In a simple linear model with a single explanatory variable,
$\alpha_i = \beta_0 + \beta_1 \delta_i + \epsilon_i$
I find that removing the intercept term improves the fit greatly (value of $R^2$ goes from 0.3 to 0.9). However, the intercept term appears to be statistically significant.
With intercept:
Call: lm(formula = alpha ~ delta, data = cf) Residuals: Min 1Q Median 3Q Max -0.72138 -0.15619 -0.03744 0.14189 0.70305 Coefficients: Estimate Std.
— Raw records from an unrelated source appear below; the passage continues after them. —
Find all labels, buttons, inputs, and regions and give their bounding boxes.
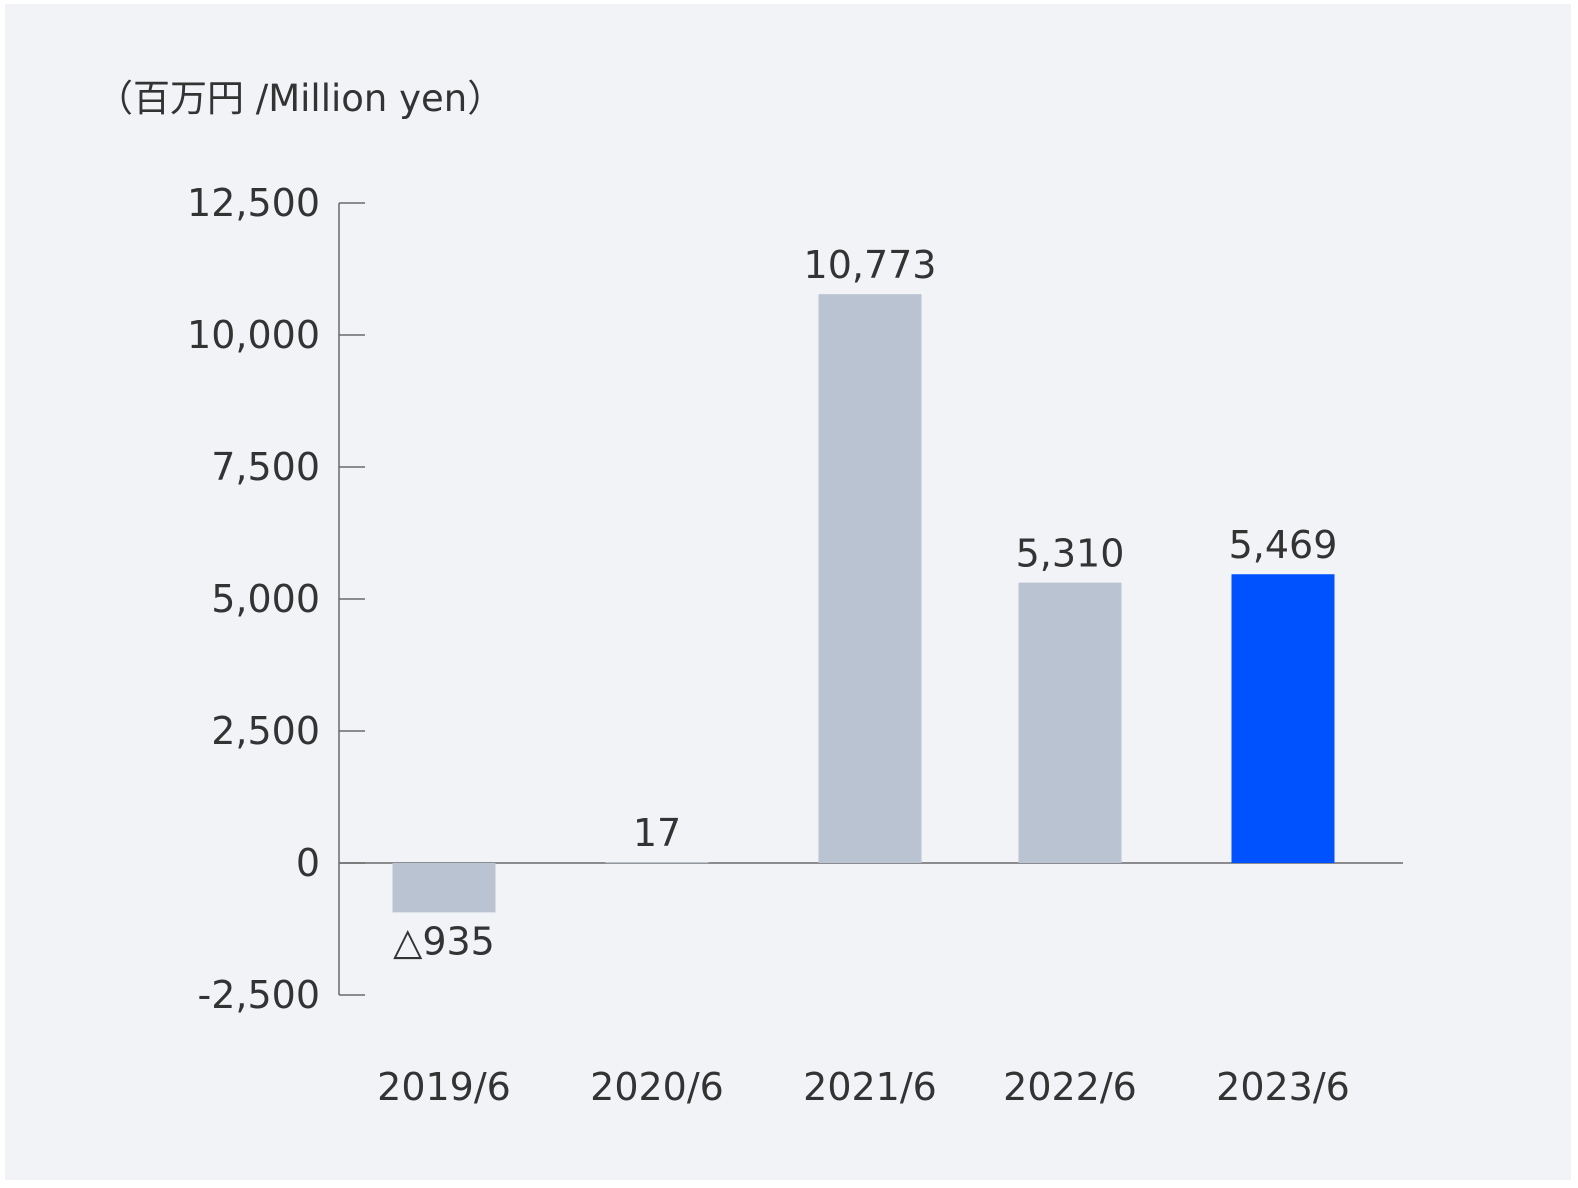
data-label: 17 (633, 811, 681, 855)
y-tick-label: 2,500 (211, 709, 320, 753)
unit-label: （百万円 /Million yen） (96, 77, 505, 120)
bars (392, 294, 1335, 913)
data-label: 5,310 (1016, 532, 1125, 576)
bar-2019/6 (392, 863, 496, 913)
x-category-label: 2020/6 (590, 1065, 724, 1109)
x-category-label: 2019/6 (377, 1065, 511, 1109)
x-category-label: 2021/6 (803, 1065, 937, 1109)
y-tick-label: 5,000 (211, 577, 320, 621)
y-tick-label: 7,500 (211, 445, 320, 489)
y-tick-label: 0 (296, 841, 320, 885)
y-tick-label: 10,000 (187, 313, 320, 357)
y-tick-label: 12,500 (187, 181, 320, 225)
x-category-label: 2023/6 (1216, 1065, 1350, 1109)
x-category-label: 2022/6 (1003, 1065, 1137, 1109)
data-label: 5,469 (1229, 523, 1338, 567)
data-label: △935 (393, 919, 495, 963)
bar-2023/6 (1231, 574, 1335, 863)
bar-2022/6 (1018, 582, 1122, 863)
bar-2021/6 (818, 294, 922, 863)
labels: 12,500 10,000 7,500 5,000 2,500 0 -2,500 △935 20… (187, 181, 1350, 1109)
data-label: 10,773 (804, 243, 937, 287)
y-tick-label: -2,500 (198, 973, 321, 1017)
bar-2020/6 (605, 862, 709, 864)
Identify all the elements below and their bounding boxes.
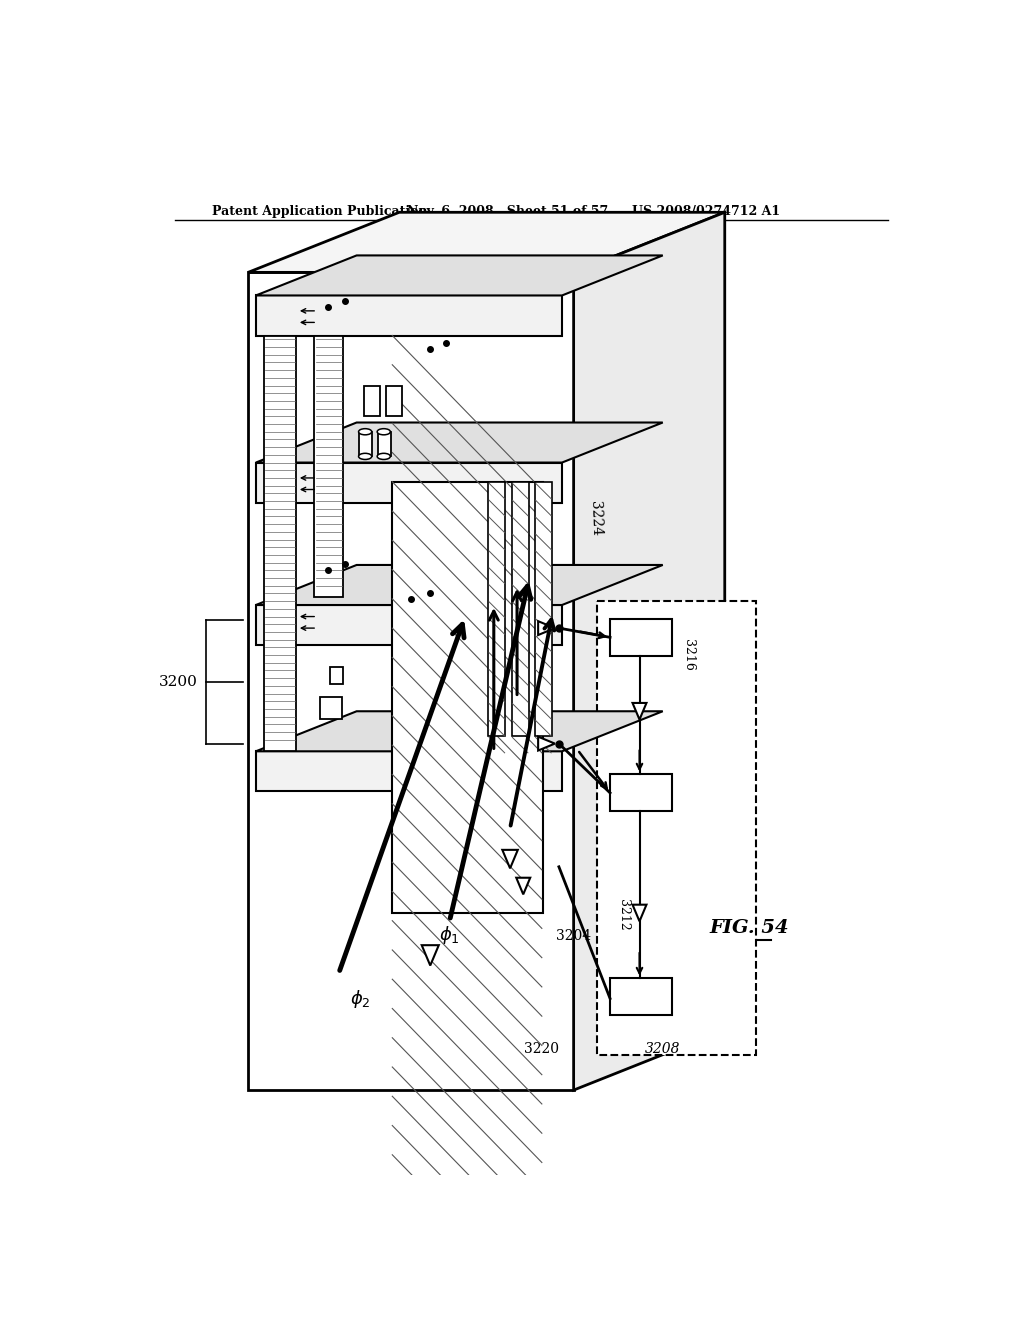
Polygon shape: [248, 213, 725, 272]
Text: $\phi_3$: $\phi_3$: [498, 863, 515, 883]
Bar: [365, 385, 380, 416]
Ellipse shape: [377, 453, 390, 459]
Polygon shape: [516, 878, 530, 895]
Polygon shape: [539, 622, 555, 635]
Text: 3212: 3212: [617, 899, 630, 931]
Bar: [610, 619, 672, 656]
Ellipse shape: [358, 429, 372, 434]
Polygon shape: [256, 711, 663, 751]
Polygon shape: [633, 904, 646, 921]
Text: 3220: 3220: [523, 1043, 558, 1056]
Text: $\phi_1$: $\phi_1$: [439, 924, 460, 945]
Bar: [330, 667, 343, 684]
Text: 3228: 3228: [463, 562, 478, 598]
Bar: [535, 482, 552, 737]
Polygon shape: [539, 737, 555, 751]
Polygon shape: [503, 850, 518, 869]
Text: $\phi_2$: $\phi_2$: [350, 989, 371, 1010]
Bar: [391, 482, 543, 913]
Bar: [488, 482, 506, 737]
Bar: [321, 697, 342, 719]
Polygon shape: [256, 462, 562, 503]
Bar: [610, 775, 672, 812]
Bar: [610, 978, 672, 1015]
Ellipse shape: [377, 429, 390, 434]
Text: 3224: 3224: [588, 502, 603, 536]
Polygon shape: [256, 296, 562, 335]
Ellipse shape: [358, 453, 372, 459]
Bar: [378, 432, 391, 457]
Bar: [263, 335, 296, 751]
Bar: [597, 601, 756, 1056]
Polygon shape: [422, 945, 438, 965]
Polygon shape: [256, 256, 663, 296]
Polygon shape: [256, 565, 663, 605]
Polygon shape: [256, 422, 663, 462]
Bar: [359, 432, 372, 457]
Polygon shape: [248, 272, 573, 1090]
Bar: [386, 385, 401, 416]
Polygon shape: [256, 605, 562, 645]
Text: Patent Application Publication: Patent Application Publication: [212, 205, 427, 218]
Polygon shape: [573, 213, 725, 1090]
Text: Nov. 6, 2008   Sheet 51 of 57: Nov. 6, 2008 Sheet 51 of 57: [407, 205, 608, 218]
Text: 3208: 3208: [645, 1043, 681, 1056]
Text: 3204: 3204: [556, 929, 591, 942]
Polygon shape: [256, 751, 562, 792]
Bar: [512, 482, 528, 737]
Text: US 2008/0274712 A1: US 2008/0274712 A1: [632, 205, 780, 218]
Text: 3200: 3200: [159, 675, 198, 689]
Polygon shape: [633, 704, 646, 719]
Bar: [314, 335, 343, 597]
Text: 3216: 3216: [682, 639, 695, 671]
Text: FIG. 54: FIG. 54: [710, 920, 788, 937]
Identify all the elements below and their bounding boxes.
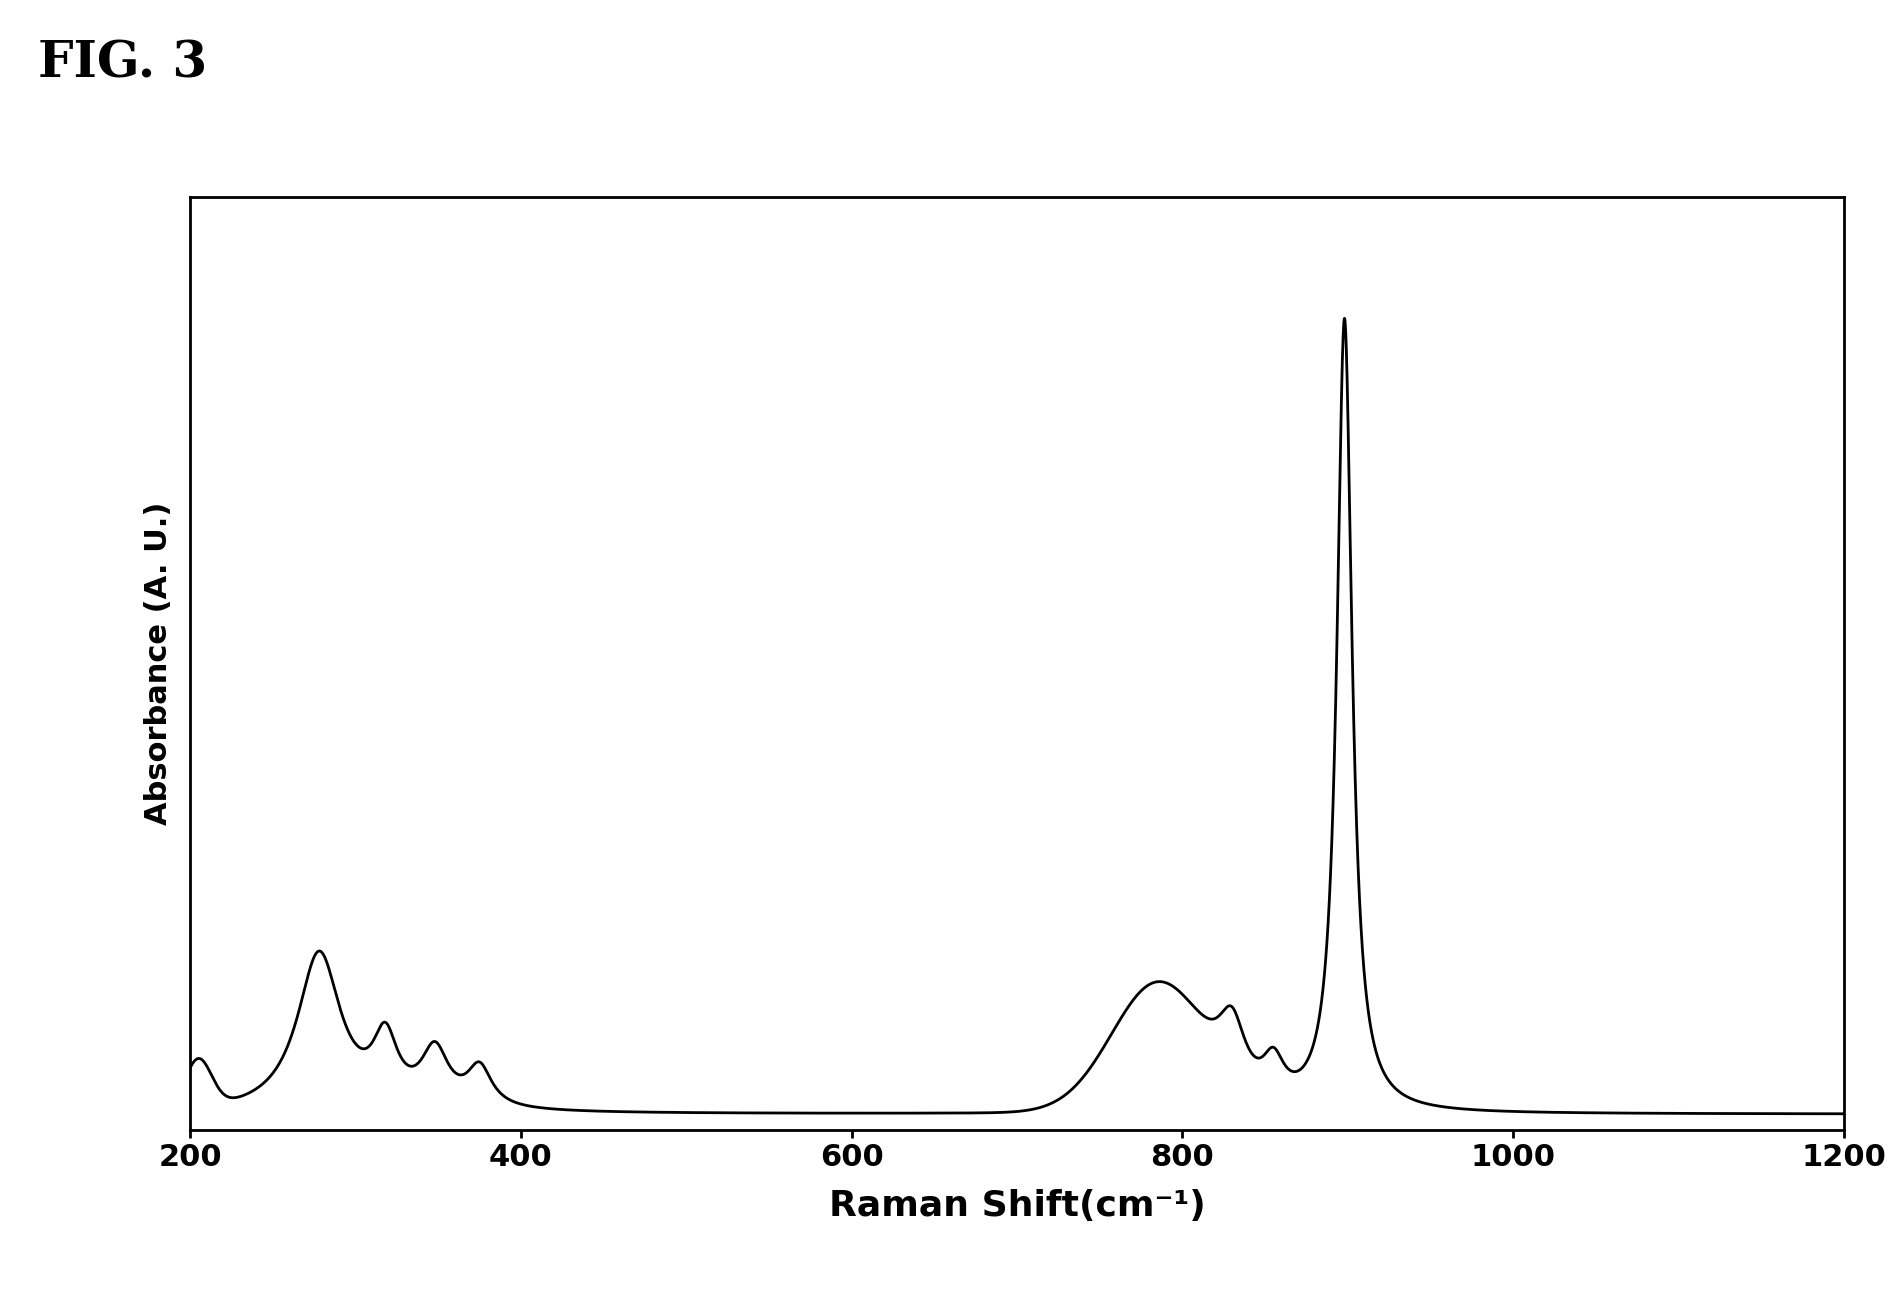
Text: FIG. 3: FIG. 3 <box>38 39 207 88</box>
Y-axis label: Absorbance (A. U.): Absorbance (A. U.) <box>144 502 173 825</box>
X-axis label: Raman Shift(cm⁻¹): Raman Shift(cm⁻¹) <box>829 1189 1205 1223</box>
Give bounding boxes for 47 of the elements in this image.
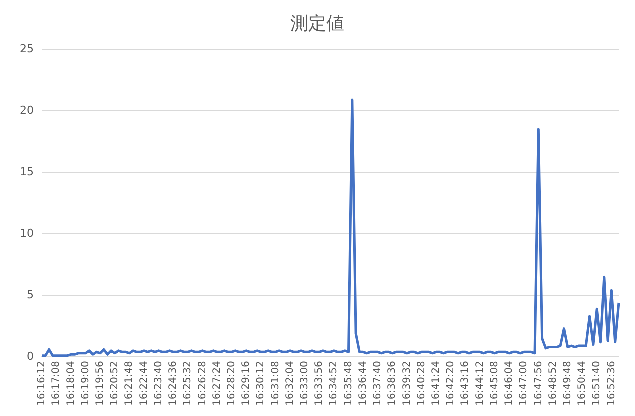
x-tick-label: 16:48:52 <box>548 361 559 406</box>
x-tick-label: 16:36:44 <box>358 361 369 406</box>
x-tick-label: 16:28:20 <box>226 361 238 406</box>
x-tick-label: 16:21:48 <box>124 361 136 406</box>
x-tick-label: 16:47:00 <box>518 361 530 406</box>
x-tick-label: 16:45:08 <box>489 361 500 406</box>
x-tick-label: 16:18:04 <box>66 361 77 406</box>
x-tick-label: 16:27:24 <box>212 361 223 406</box>
x-tick-label: 16:39:32 <box>402 361 413 406</box>
x-tick-label: 16:33:00 <box>300 361 311 406</box>
x-tick-label: 16:32:04 <box>284 361 296 406</box>
x-tick-label: 16:25:32 <box>182 361 194 406</box>
x-tick-label: 16:33:56 <box>314 361 326 406</box>
x-tick-label: 16:42:20 <box>446 361 457 406</box>
y-tick-label: 20 <box>20 104 34 117</box>
x-tick-label: 16:40:28 <box>416 361 428 406</box>
x-tick-label: 16:20:52 <box>110 361 121 406</box>
chart-title: 測定値 <box>290 13 344 34</box>
x-tick-label: 16:41:24 <box>431 361 442 406</box>
x-tick-label: 16:19:00 <box>80 361 92 406</box>
x-tick-label: 16:46:04 <box>504 361 516 406</box>
x-tick-label: 16:31:08 <box>270 361 282 406</box>
x-tick-label: 16:24:36 <box>168 361 180 406</box>
x-tick-label: 16:37:40 <box>372 361 384 406</box>
x-tick-label: 16:16:12 <box>36 361 48 406</box>
x-tick-label: 16:47:56 <box>533 361 544 406</box>
y-tick-label: 0 <box>26 350 34 363</box>
x-tick-label: 16:35:48 <box>343 361 354 406</box>
x-tick-label: 16:22:44 <box>138 361 150 406</box>
y-tick-label: 15 <box>20 165 34 178</box>
x-tick-label: 16:52:36 <box>606 361 618 406</box>
x-tick-label: 16:50:44 <box>577 361 588 406</box>
x-tick-label: 16:34:52 <box>328 361 340 406</box>
y-tick-label: 5 <box>26 288 34 302</box>
x-tick-label: 16:38:36 <box>387 361 398 406</box>
x-tick-label: 16:17:08 <box>51 361 62 406</box>
y-tick-label: 10 <box>20 226 34 240</box>
x-tick-label: 16:30:12 <box>256 361 267 406</box>
x-tick-label: 16:43:16 <box>460 361 472 406</box>
x-tick-label: 16:23:40 <box>153 361 164 406</box>
y-tick-label: 25 <box>20 42 34 56</box>
x-tick-label: 16:26:28 <box>197 361 208 406</box>
x-tick-label: 16:29:16 <box>241 361 252 406</box>
x-tick-label: 16:19:56 <box>95 361 106 406</box>
x-tick-label: 16:49:48 <box>562 361 574 406</box>
x-tick-label: 16:51:40 <box>592 361 603 406</box>
x-tick-label: 16:44:12 <box>474 361 486 406</box>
Error t value Pr(>|t|) (Intercept) 0.48408 0.05397 8.97 <2e-16 *** delta 0.46112 0.04595 10.04 <2e-16 *** --- Signif. codes: 0 ‘***’ 0.001 ‘**’ 0.01 ‘*’ 0.05 ‘.’ 0.1 ‘ ’ 1 Residual standard error: 0.2435 on 218 degrees of freedom Multiple R-squared: 0.316, Adjusted R-squared: 0.3129 F-statistic: 100.7 on 1 and 218 DF, p-value: < 2.2e-16
Without intercept:
Call: lm(formula = alpha ~ 0 + delta, data = cf) Residuals: Min 1Q Median 3Q Max -0.92474 -0.15021 0.05114 0.21078 0.85480 Coefficients: Estimate Std. Error t value Pr(>|t|) delta 0.85374 0.01632 52.33 <2e-16 *** --- Signif. codes: 0 ‘***’ 0.001 ‘**’ 0.01 ‘*’ 0.05 ‘.’ 0.1 ‘ ’ 1 Residual standard error: 0.2842 on 219 degrees of freedom Multiple R-squared: 0.9259, Adjusted R-squared: 0.9256 F-statistic: 2738 on 1 and 219 DF, p-value: < 2.2e-16
How would you interpret these results? Should an intercept term be included in the model or not?